Whatever overtaking arm is going to do already happened and risc-v is only going to be an alternative for arm. -
bit_user
If we're talking about datacenters and web hosting, then RISC indeed took that ground from minicomputers (some of which were the most CISC machines ever created) and held it until the early 2000's.TerryLaze said:And where did I say that arm didn't happen?
You are making stuff up in your brain again.
We were talking about arm destroying x86
With only one example, you can't say whether it's because x86 is CISC or in spite of CISC that it has succeeded.TerryLaze said:I don't need to point to other examples of cisc because the one example of cisc is completely predominate.
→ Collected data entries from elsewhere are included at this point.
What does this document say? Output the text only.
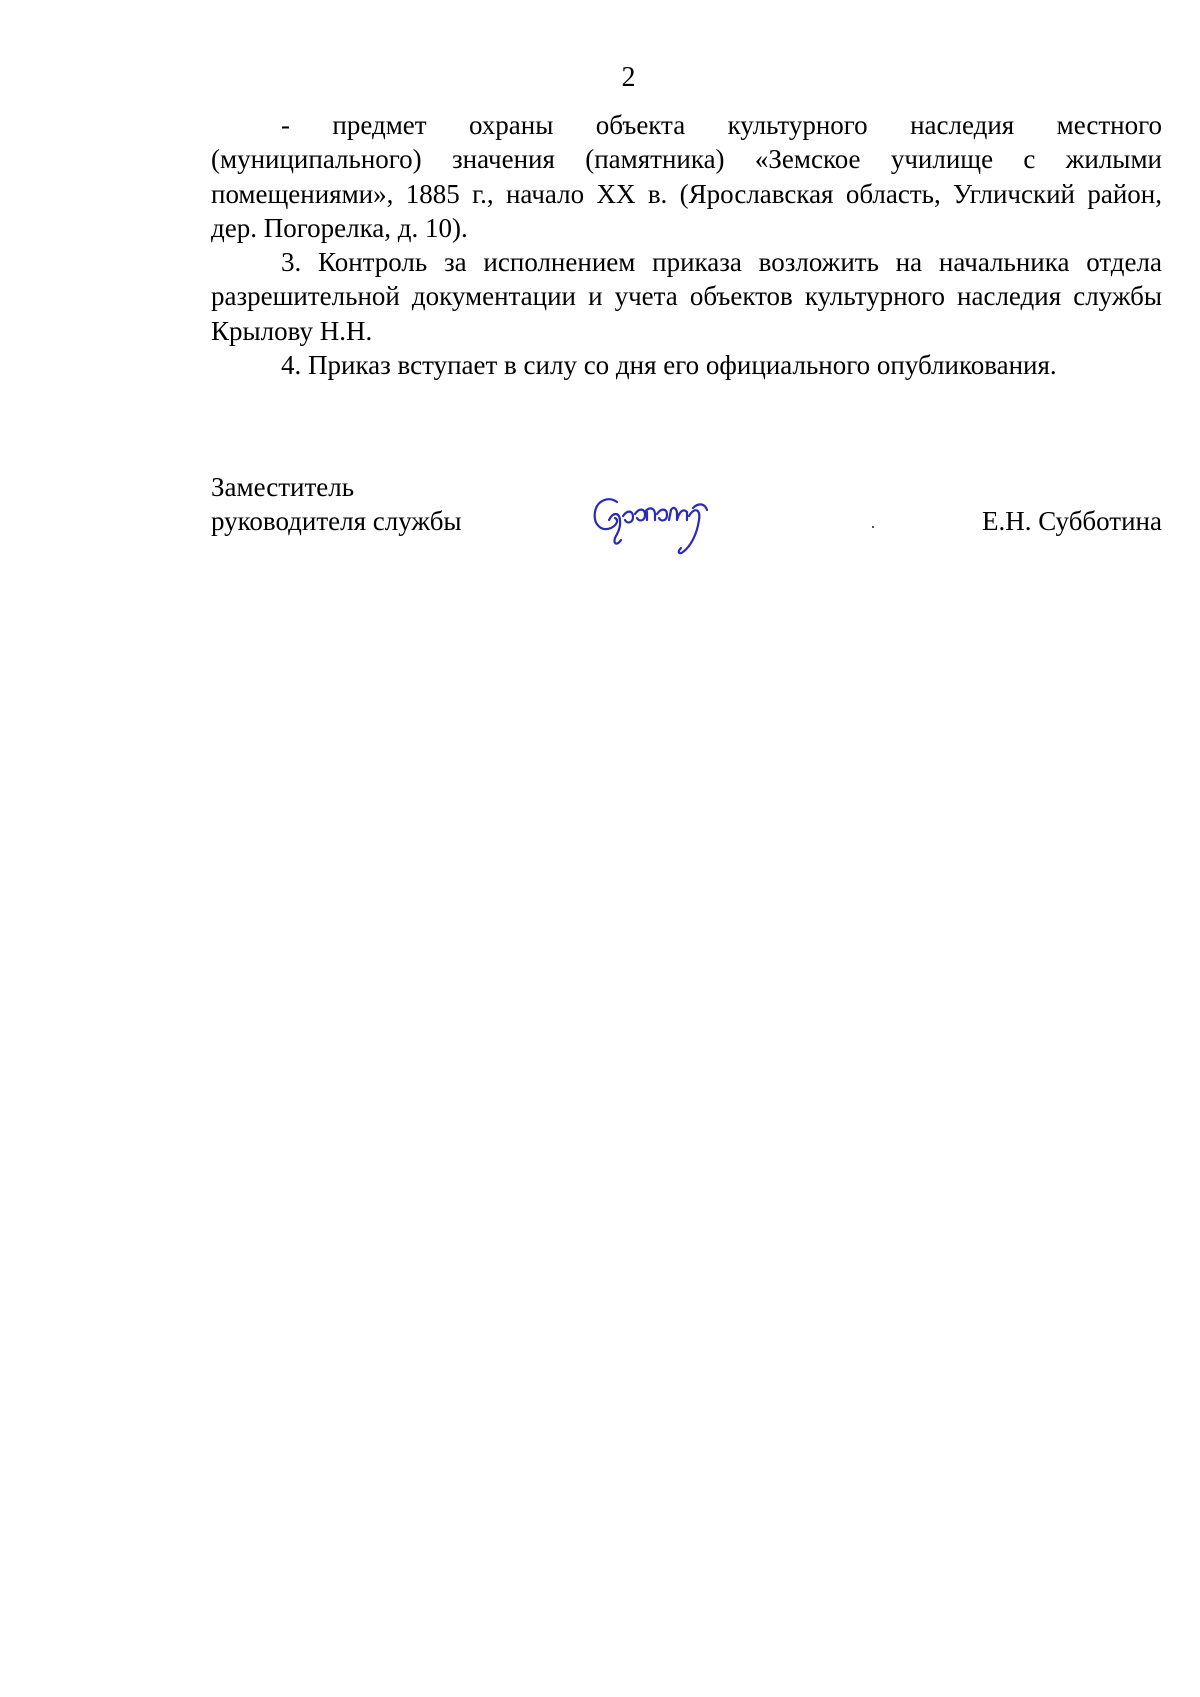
2

- предмет охраны объекта культурного наследия местного (муниципального) значения (памятника) «Земское училище с жилыми помещениями», 1885 г., начало XX в. (Ярославская область, Угличский район, дер. Погорелка, д. 10).

3. Контроль за исполнением приказа возложить на начальника отдела разрешительной документации и учета объектов культурного наследия службы Крылову Н.Н.

4. Приказ вступает в силу со дня его официального опубликования.

Заместитель
руководителя службы	Е.Н. Субботина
Again, there have been a lot of CPU ISAs, since the 1980's. If CISC was so great, you'd really expect to see more examples of it popping up and/or sticking around, yet we haven't. -
Rogue Leader TerryLaze said:And where did I say that arm didn't happen?
You are making stuff up in your brain again.
We were talking about arm destroying x86 and if that did happened for you then your mind is farther gone than I thought.
This is not an official warning, just an advisory.... You are getting REALLY close to personally attacking him. We (the moderators) see this. I am suggesting you quit while you're ahead and stop anything in the future that seems like this.